Esa casa que garantizó para las señoras solas y mayores el resguardo y la serenidad de un hogar de sobria y elegante belleza, con el tiempo fue quedando vacío y a merced de los estragos del clima y el deterioro. Entonces, en el año 2007, la asociación San Vicente de Paul decide trasladar a las pocas ancianas a un sitio más pequeño y confortable y pone en venta la casona ubicada en Cabrera 5653. El lugar permaneció deshabitado hasta hoy.
Palacio Cabrera alojará en 2016 el tradicional evento CASA FOA, organizado por la Fundación Oftalmológica Argentina, una exposición de arquitectura, industria, diseño interior y paisajismo que convoca a los mejores especialistas para ambientar cada espacio en una compleja pero encantadora experiencia de sinergia a favor del tiempo por venir. El pasado de los Devoto, da lugar al desarrollo de BrodyFriedman quienes interpretando el espíritu de la vieja casona, supieron convocar voluntades y saberes de expertos; para pergeñar una realidad viva y con futuro.
El Palacio Cabrera conservará los pasillos anchos con mosaicos en damero blanco y negro y los generosos espacios habitables seguirán teniendo la misma altura y la luz que iluminó durante más de ochenta años ese Palacio del barrio de Palermo. La construcción original resultó lo suficientemente fuerte como para sentar las bases sólidas del nuevo proyecto.
Filomena Devoto reconocería en el nuevo Palacio Cabrera su mismo carácter por emprender proyectos que promuevan el buen vivir en un entorno clásico, bello y renovado.

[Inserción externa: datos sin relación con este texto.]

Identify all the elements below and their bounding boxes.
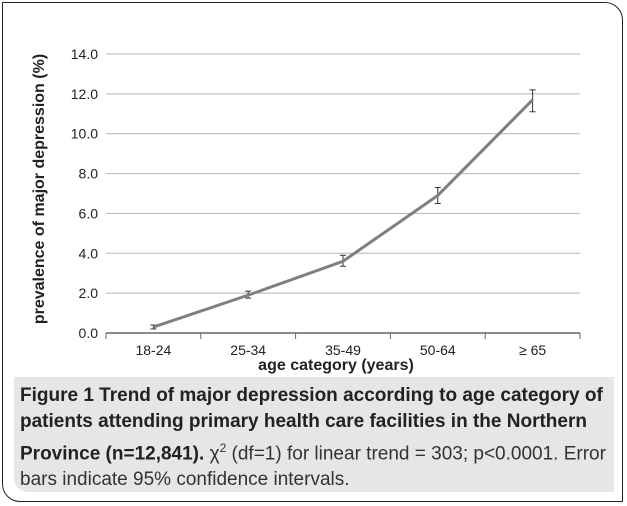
caption-title: Figure 1 Trend of major depression accor…: [20, 385, 603, 465]
y-tick-label: 4.0: [79, 245, 99, 261]
y-tick-label: 6.0: [79, 205, 99, 221]
series-line: [152, 98, 534, 329]
x-tick-label: ≥ 65: [519, 342, 546, 358]
y-tick-label: 12.0: [71, 86, 98, 102]
caption-stats: (df=1) for linear trend = 303; p<0.0001.…: [20, 443, 606, 491]
y-tick-label: 2.0: [79, 285, 99, 301]
caption-background: [14, 377, 614, 492]
gridlines: [106, 53, 580, 334]
y-tick-label: 0.0: [79, 325, 99, 341]
x-tick-label: 50-64: [420, 342, 456, 358]
x-tick-label: 25-34: [230, 342, 266, 358]
y-axis-label: prevalence of major depression (%): [31, 54, 48, 324]
caption-chi-symbol: χ: [209, 443, 220, 465]
x-axis-label: age category (years): [258, 357, 414, 374]
y-tick-label: 10.0: [71, 126, 98, 142]
y-tick-labels: 0.0 2.0 4.0 6.0 8.0 10.0 12.0 14.0: [71, 46, 98, 341]
y-tick-label: 8.0: [79, 166, 99, 182]
figure-caption: Figure 1 Trend of major depression accor…: [20, 383, 612, 493]
figure-frame: [2, 2, 623, 502]
x-tick-labels: 18-24 25-34 35-49 50-64 ≥ 65: [105, 333, 581, 358]
line-chart: 0.0 2.0 4.0 6.0 8.0 10.0 12.0 14.0 18-24 25-34 35…: [31, 46, 581, 374]
x-tick-label: 18-24: [135, 342, 171, 358]
x-tick-label: 35-49: [325, 342, 361, 358]
caption-chi-superscript: 2: [219, 441, 227, 455]
y-tick-label: 14.0: [71, 46, 98, 62]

Palacio Cabrera conservará su espacio para albergar un nuevo jardín con flores. Cada espacio recibirá en tiempo presente la claridad y tibieza de la luz que, en el pasado, disfrutaron quienes hicieron allí su hogar. Las largas y altas paredes de los espacios comunes permitirán a sus nuevos huéspedes maravillarse y sorprenderse con las imágenes del antiguo casco; escenas que conjuran cualquier olvido y, por el contrario, procuran conservar la memoria que se recupera en la renovada y singular belleza del Palacio Cabrera.

BRODYFRIEDMAN Y EL RESCATE DEL PASADO
BrodyFriedman asumió la tarea de documentar fotográficamente la construcción original del barrio de Palermo. Su objetivo fue preservar la historia y las escenas que el antiguo Hogar José Devoto había conservado durante tanto tiempo a la espera de un nuevo comienzo. Las fotos rescatan sobria y delicadamente los rincones, sus corredores austeros, valijas, y algunos pocos muebles que fueron fieles y enigmáticos testigos del paso del tiempo.
Las imágenes son parte sutil del gesto de recuperación y puesta en valor de un edificio que devolverá la vida a este lugar que atesora una parte de la historia de Buenos Aires.